The school didn’t care who my new guardians were, as long as someone signed the paperwork. I was placed in the same class as before, seated beside Gabriel Rivera—a Filipino boy with an unruly mop of black hair and a wary look not unlike my own. The teacher said we’d be buddies, part of a new pairing initiative to help integrate foster and neighborhood kids. I didn’t tell her I didn’t want a buddy. I’d learned better than to argue with grown-ups who thought they were helping.
Gabriel didn’t talk much at first, and neither did I. But we didn’t need to. It was in the way we moved around the other kids, shoulders slightly hunched, eyes flicking from face to face, searching for threats. The Hispanic kids kept their distance, wary or hostile. The Filipino kids didn’t shun Gabriel, but they didn’t welcome me either. I was neither one of them nor one of the “Anglos.” Just a quiet green-eyed kid who didn’t fit anywhere.

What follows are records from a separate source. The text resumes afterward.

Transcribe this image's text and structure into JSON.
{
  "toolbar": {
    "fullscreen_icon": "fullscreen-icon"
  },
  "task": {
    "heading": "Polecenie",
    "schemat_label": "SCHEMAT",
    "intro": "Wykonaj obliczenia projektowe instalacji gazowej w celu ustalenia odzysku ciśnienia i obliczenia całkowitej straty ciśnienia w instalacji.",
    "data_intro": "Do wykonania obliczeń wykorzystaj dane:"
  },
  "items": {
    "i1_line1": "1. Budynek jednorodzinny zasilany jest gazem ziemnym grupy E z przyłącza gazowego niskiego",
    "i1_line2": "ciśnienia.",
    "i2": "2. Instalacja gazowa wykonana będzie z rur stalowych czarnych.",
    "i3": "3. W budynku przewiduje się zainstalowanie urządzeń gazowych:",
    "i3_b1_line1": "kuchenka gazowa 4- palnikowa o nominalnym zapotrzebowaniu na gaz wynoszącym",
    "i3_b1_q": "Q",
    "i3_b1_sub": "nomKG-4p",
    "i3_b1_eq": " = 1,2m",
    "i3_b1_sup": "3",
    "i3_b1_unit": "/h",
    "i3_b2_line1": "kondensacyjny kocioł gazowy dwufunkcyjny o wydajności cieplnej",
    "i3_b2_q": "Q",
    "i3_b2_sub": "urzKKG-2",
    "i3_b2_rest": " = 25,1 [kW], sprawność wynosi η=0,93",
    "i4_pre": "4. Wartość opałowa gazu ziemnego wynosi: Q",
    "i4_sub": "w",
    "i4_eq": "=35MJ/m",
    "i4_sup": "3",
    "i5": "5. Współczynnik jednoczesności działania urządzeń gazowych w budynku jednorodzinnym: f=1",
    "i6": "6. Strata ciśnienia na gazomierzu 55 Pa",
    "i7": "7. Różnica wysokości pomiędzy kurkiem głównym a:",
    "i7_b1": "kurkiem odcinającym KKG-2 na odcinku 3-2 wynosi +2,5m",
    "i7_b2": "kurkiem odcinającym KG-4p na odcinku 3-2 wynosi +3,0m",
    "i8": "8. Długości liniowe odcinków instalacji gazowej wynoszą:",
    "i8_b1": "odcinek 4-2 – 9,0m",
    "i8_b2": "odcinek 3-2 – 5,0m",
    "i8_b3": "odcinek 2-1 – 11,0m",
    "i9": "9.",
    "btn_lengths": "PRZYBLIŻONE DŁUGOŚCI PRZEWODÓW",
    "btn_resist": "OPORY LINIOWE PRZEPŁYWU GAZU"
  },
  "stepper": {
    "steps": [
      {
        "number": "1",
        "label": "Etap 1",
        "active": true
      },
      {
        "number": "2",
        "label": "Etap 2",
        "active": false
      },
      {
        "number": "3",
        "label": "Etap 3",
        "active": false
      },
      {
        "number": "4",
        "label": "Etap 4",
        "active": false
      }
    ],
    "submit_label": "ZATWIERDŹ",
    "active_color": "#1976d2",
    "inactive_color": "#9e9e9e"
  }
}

Bullies never needed a reason, only an opportunity. And being isolated made us both targets.
We got jumped behind the cafeteria one afternoon by a trio of older Hispanic boys who didn’t like our pairing, didn’t like the way Gabriel spoke English, didn’t like anything. I took a punch to the stomach before I could duck, and Gabriel got slammed into the concrete wall. We didn’t win, but we didn’t cry either. That was something.
Gabriel’s grandfather, Lolo Mariano, noticed our bruises at dinner a few nights later. He only spoke Tagalog and Spanish, but that was enough. Between Gabriel’s shy explanations and my improving Spanish, the old man got the gist.
The next day, he brought out two short wooden sticks from a canvas bag that smelled like sweat, oil, and age. He grunted something, patted the dirt yard behind the house, and waited. We followed.
Kali Arnis. That was the name he gave it. Stick fighting, blade training, movement and rhythm and eyes always open. At first, it felt like playing pretend, but even a six-year-old could understand that the pain was real. And so was the focus it required.
Lolo never smiled, but he nodded when we got it right. He never scolded, but he repeated the drills until our arms ached. He taught us how to disarm, how to redirect a strike, how to move fast and low. It wasn’t about brute strength. It was about survival. That, I understood deeply.